Leaving aside “international and religious freedom” where Republicans in general and President Bush in particular have been strong advocates, Cizik argues that “compassion” and “justice issues”—code words for more government entitlement programs—have the same moral weight as the sanctity of life and protection of the family.
This is an old ploy at the National Council of Churches and the liberal Protestant mainline lobbies. It is both sad and distressing to hear the Vice President of the National Association of Evangelicals working out of their playbook when the moral equivalence argument is so patently false.
Sen. Obama is a tireless proponent of an unlimited right to abortion. He opposed a ban on partial birth abortions and led the opposition in the Illinois Senate to legislation designed to save the lives of infants who are born alive in spite of abortions. He has said “the first thing I’d do as president is, is sign the Freedom of Choice Act,” legislation would prohibit any limitations on abortion. The law would strike down federal and state laws requiring parental notification, protecting live infants who survive abortion, and banning partial-birth abortions. In short, three decades of hard-won pro-life gains would vanish with one vile pen stroke.
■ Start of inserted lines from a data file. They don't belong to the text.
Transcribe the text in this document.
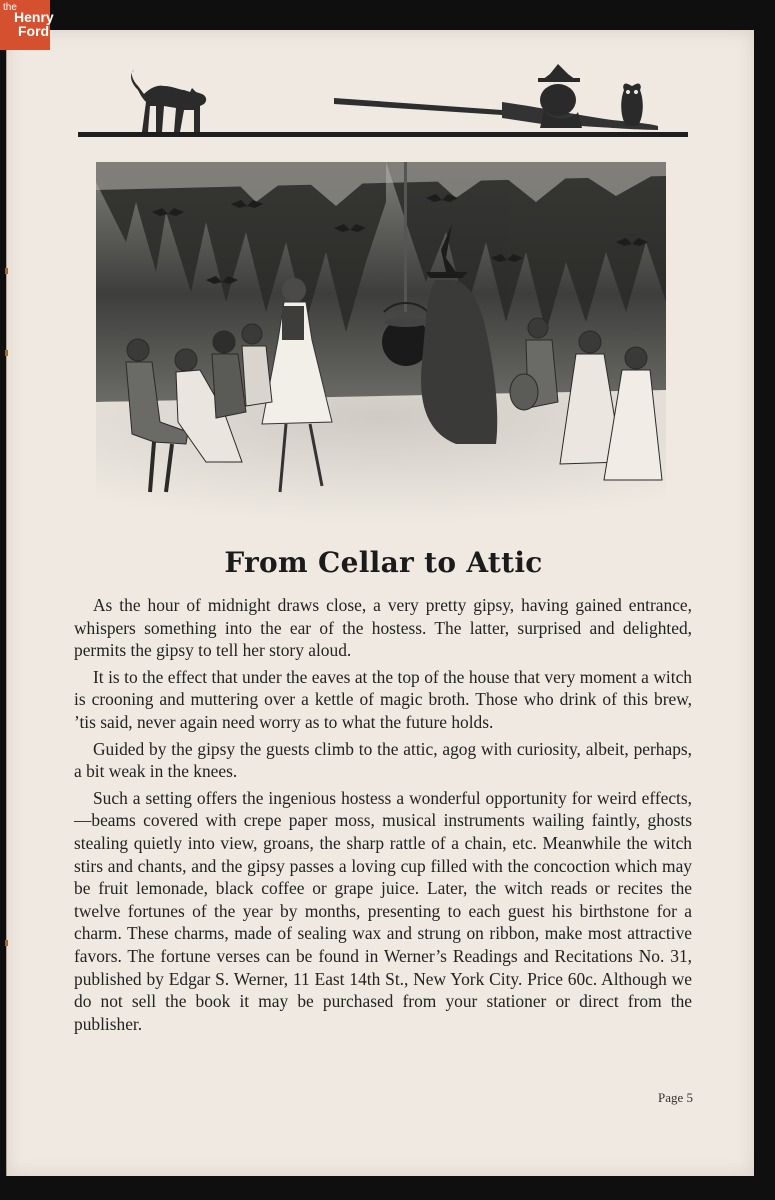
the
Henry
Ford
From Cellar to Attic

As the hour of midnight draws close, a very pretty gipsy, having gained entrance, whispers something into the ear of the hostess. The latter, surprised and delighted, permits the gipsy to tell her story aloud.

It is to the effect that under the eaves at the top of the house that very moment a witch is crooning and muttering over a kettle of magic broth. Those who drink of this brew, ’tis said, never again need worry as to what the future holds.

Guided by the gipsy the guests climb to the attic, agog with curiosity, albeit, perhaps, a bit weak in the knees.

Such a setting offers the ingenious hostess a wonderful opportunity for weird effects,—beams covered with crepe paper moss, musical instruments wailing faintly, ghosts stealing quietly into view, groans, the sharp rattle of a chain, etc. Meanwhile the witch stirs and chants, and the gipsy passes a loving cup filled with the concoction which may be fruit lemonade, black coffee or grape juice. Later, the witch reads or recites the twelve fortunes of the year by months, presenting to each guest his birthstone for a charm. These charms, made of sealing wax and strung on ribbon, make most attractive favors. The fortune verses can be found in Werner’s Readings and Recitations No. 31, published by Edgar S. Werner, 11 East 14th St., New York City. Price 60c. Although we do not sell the book it may be purchased from your stationer or direct from the publisher.

Page 5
This is not an even trade with “compassion” and “justice issues.” As Hadley Arkes writes elsewhere, “To put things on the same plane, in that way, is to betray a scheme of judgment with no sense of moral weighting or discrimination.” Again, the National Council of Churches does this all the time. The National Association of Evangelicals should know better.
Regarding family and Obama’s support of same-sex marriage, as studies by the Becket Fund demonstrate, “The legalization of same-sex marriage poses a direct threat to the civil liberties of religious Americans who oppose homosexuality….” I cannot imagine that the National Association of Evangelical’s “45,000 churches and tens of millions of members” are as cavalier as Cizik when marriage, family, biblical doctrines, and their own religious liberty and freedom of speech are all at stake. There is no moral equivalence here either.
Evangelicals should vote their consciences, but those consciences need to be formed by biblical truth, serious moral reasoning, and valid arguments. The left-over, re-heated sophistry of the religious Left simply will not do.